Menurut Asep, ketentuan ini memberikan mandat kepada jaksa untuk mengoptimalkan kecepatan proses, efisiensi biaya, dan ketepatan administrasi peradilan. Tujuannya adalah mencapai hasil akhir yang adil dan merata tanpa mengorbankan keadilan substantif serta hak-hak dasar para pihak.

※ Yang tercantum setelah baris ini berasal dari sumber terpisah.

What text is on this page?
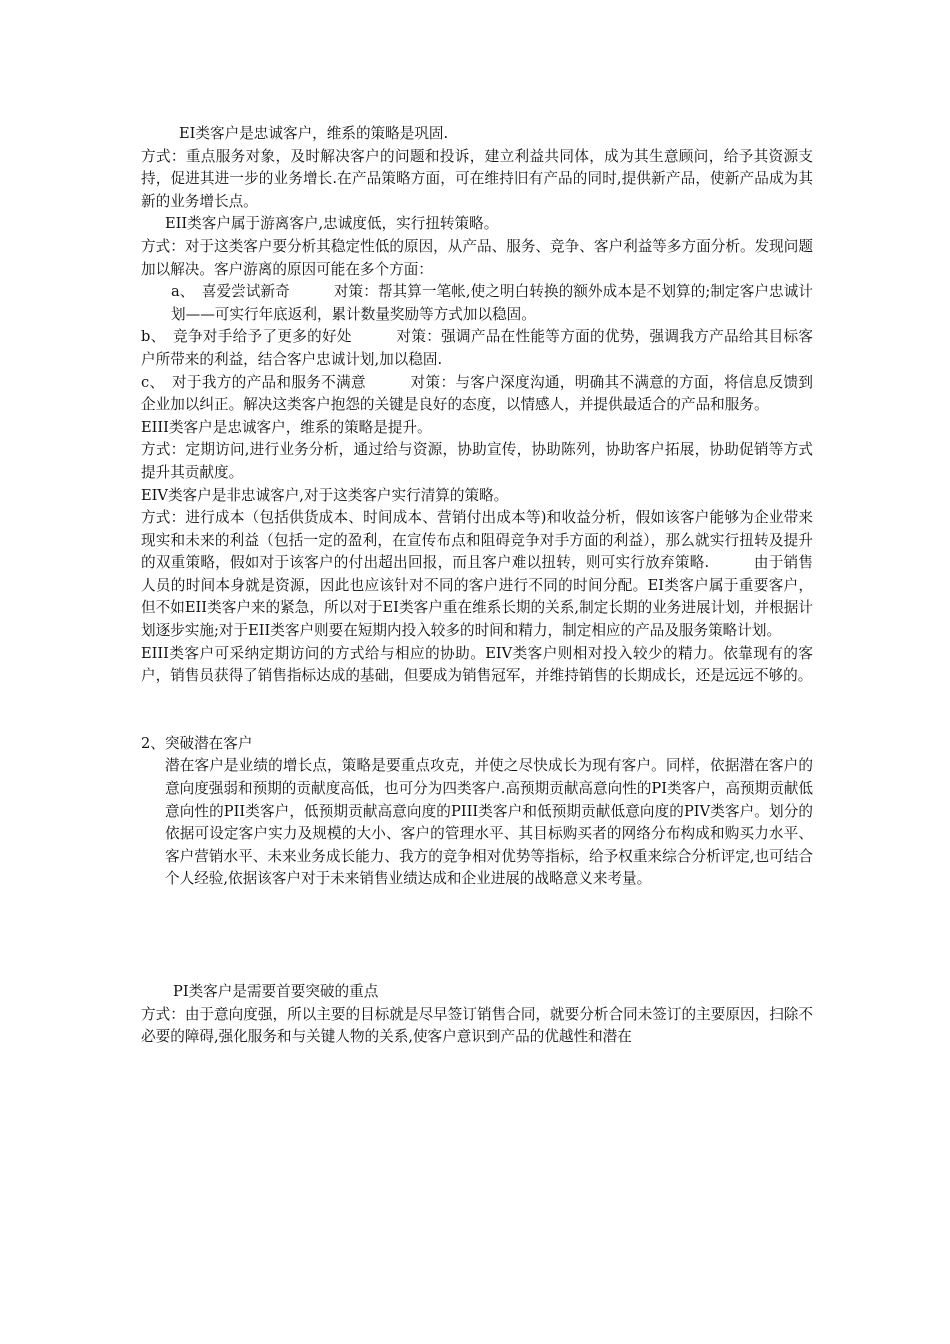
EI类客户是忠诚客户，维系的策略是巩固.

方式：重点服务对象，及时解决客户的问题和投诉，建立利益共同体，成为其生意顾问，给予其资源支持，促进其进一步的业务增长.在产品策略方面，可在维持旧有产品的同时,提供新产品，使新产品成为其新的业务增长点。

EII类客户属于游离客户,忠诚度低，实行扭转策略。

方式：对于这类客户要分析其稳定性低的原因，从产品、服务、竞争、客户利益等多方面分析。发现问题加以解决。客户游离的原因可能在多个方面：

a、　喜爱尝试新奇　　　对策：帮其算一笔帐,使之明白转换的额外成本是不划算的;制定客户忠诚计划——可实行年底返利，累计数量奖励等方式加以稳固。

b、　竞争对手给予了更多的好处　　　对策：强调产品在性能等方面的优势，强调我方产品给其目标客户所带来的利益，结合客户忠诚计划,加以稳固.

c、　对于我方的产品和服务不满意　　　对策：与客户深度沟通，明确其不满意的方面，将信息反馈到企业加以纠正。解决这类客户抱怨的关键是良好的态度，以情感人，并提供最适合的产品和服务。

EIII类客户是忠诚客户，维系的策略是提升。

方式：定期访问,进行业务分析，通过给与资源，协助宣传，协助陈列，协助客户拓展，协助促销等方式提升其贡献度。

EIV类客户是非忠诚客户,对于这类客户实行清算的策略。

方式：进行成本（包括供货成本、时间成本、营销付出成本等)和收益分析，假如该客户能够为企业带来现实和未来的利益（包括一定的盈利，在宣传布点和阻碍竞争对手方面的利益），那么就实行扭转及提升的双重策略，假如对于该客户的付出超出回报，而且客户难以扭转，则可实行放弃策略.　　　由于销售人员的时间本身就是资源，因此也应该针对不同的客户进行不同的时间分配。EI类客户属于重要客户，但不如EII类客户来的紧急，所以对于EI类客户重在维系长期的关系,制定长期的业务进展计划，并根据计划逐步实施;对于EII类客户则要在短期内投入较多的时间和精力，制定相应的产品及服务策略计划。

EIII类客户可采纳定期访问的方式给与相应的协助。EIV类客户则相对投入较少的精力。依靠现有的客户，销售员获得了销售指标达成的基础，但要成为销售冠军，并维持销售的长期成长，还是远远不够的。

2、突破潜在客户

潜在客户是业绩的增长点，策略是要重点攻克，并使之尽快成长为现有客户。同样，依据潜在客户的意向度强弱和预期的贡献度高低，也可分为四类客户.高预期贡献高意向性的PI类客户，高预期贡献低意向性的PII类客户，低预期贡献高意向度的PIII类客户和低预期贡献低意向度的PIV类客户。划分的依据可设定客户实力及规模的大小、客户的管理水平、其目标购买者的网络分布构成和购买力水平、客户营销水平、未来业务成长能力、我方的竞争相对优势等指标，给予权重来综合分析评定,也可结合个人经验,依据该客户对于未来销售业绩达成和企业进展的战略意义来考量。

PI类客户是需要首要突破的重点

方式：由于意向度强，所以主要的目标就是尽早签订销售合同，就要分析合同未签订的主要原因，扫除不必要的障碍,强化服务和与关键人物的关系,使客户意识到产品的优越性和潜在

Pengawasan Internal untuk Cegah Korupsi
Dalam kesempatan yang sama, Jaksa Agung Muda Bidang Pengawasan, Rudi Margono, menekankan krusialnya pengawasan internal dalam pelaksanaan plea bargaining. Pengawasan ini bertujuan untuk memastikan seluruh prosedur dijalankan sesuai aturan dan menutup celah praktik penyalahgunaan wewenang atau tindakan transaksional.
“Rangkaian pengawasan dibuat guna menutup celah tindakan sewenang-wenang serta praktik transaksional dalam proses negosiasi sehingga hak-hak konstitusional terdakwa tetap terjaga,” tegas Rudi.
Integritas Yudisial dalam Kesepakatan Hukum
Ketua Pelaksana Kegiatan, yang juga Koordinator pada Jaksa Agung Muda Bidang Tindak Pidana Umum, Mia Banulita, menambahkan bahwa kegiatan ini merupakan langkah penting untuk menjamin setiap kesepakatan hukum dalam plea bargaining tetap berpegang pada prinsip transparansi, akuntabilitas, dan integritas yudisial.